Simla Elementary School kindergarteners head to the gym at the Big Sandy School Monday, Feb. 25, 2019. There were fewer than 20 children enrolled Simla's half-day kindergarten program this year. (Mark Reis, Special to The Colorado Sun)

By Melanie Asmar, Chalkbeat Colorado

As Denver families are pushed out by high housing costs, declining enrollment is emerging as a notable budget issue for the school district, signaling that hard conversations about school consolidations could be coming.

A recent presentation to the Denver school board highlighted the challenges. One of the biggest? The predicted rise in the number of small schools. That’s a financial problem because Denver schools are funded per pupil.
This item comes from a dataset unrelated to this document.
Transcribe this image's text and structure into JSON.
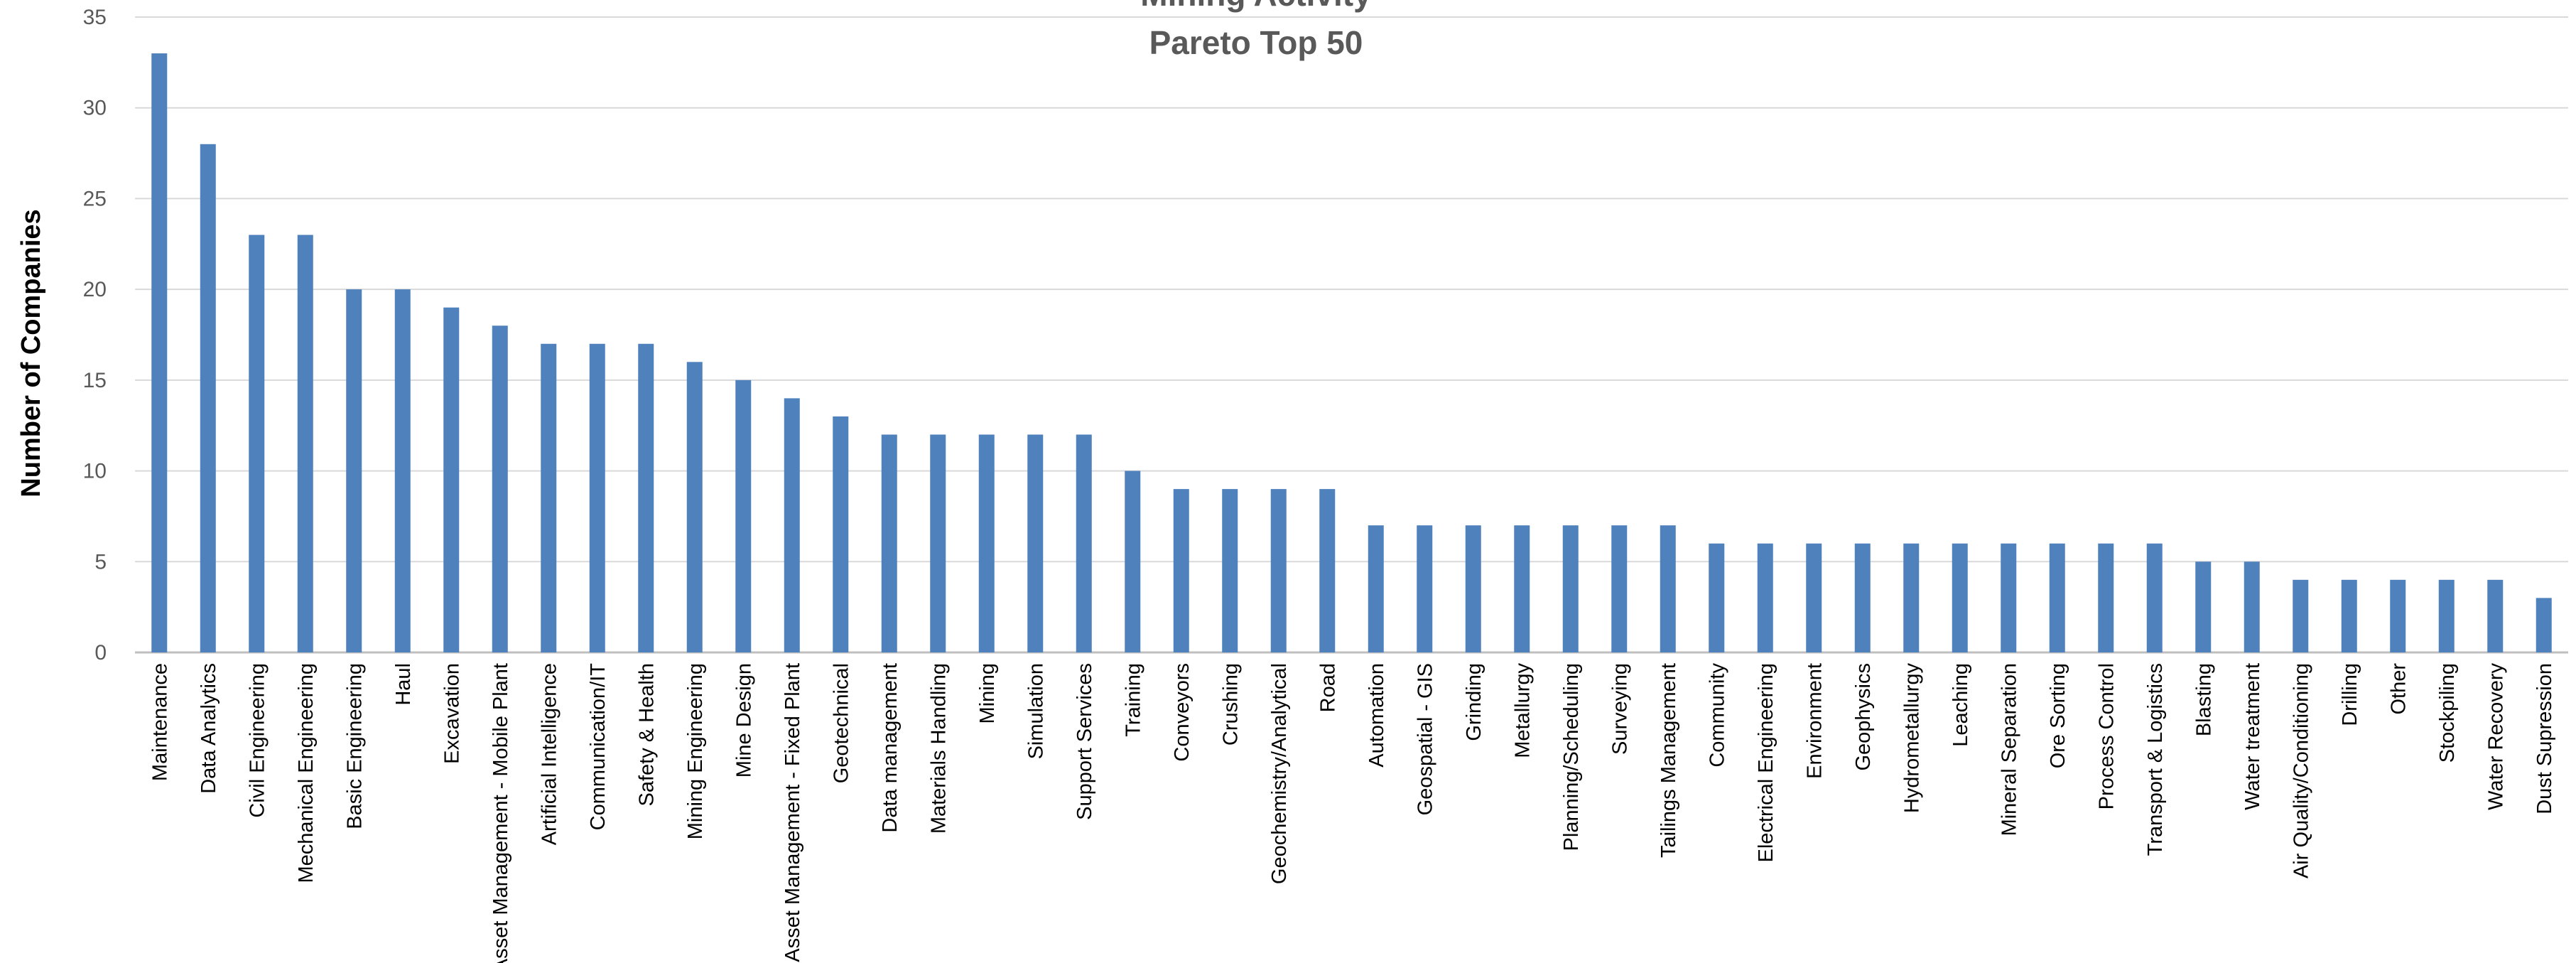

The fewer students a school has, the less money it has to pay for the teachers, supplies, and programming that make schools attractive in a competitive environment where families can request to attend any school in the district.

Denver Public Schools helps small schools by funding any school with fewer than 215 students as if it had that many students. That ensures schools can afford what Denver Public Schools Chief Financial Officer Erik Johnson called “the bare-bones minimum,” including one teacher per grade, one principal, one secretary, and student mental health support.

This year, there are eight schools with fewer than 215 students, which is costing the district $1.05 million in subsidies. Next year, the district is predicting there will be nine.Last year, Chalkbeat spent time in one of Denver’s smallest schools. Read more.

But by 2022, the district predicts there could be as many as 19 schools with fewer than 215 students, which would cost the district $3.4 million in subsidies. That’s less than 1 percent of the district’s $1 billion budget — but in a state where per-pupil spending on education lags well behind the national average, district officials argued that every dollar counts.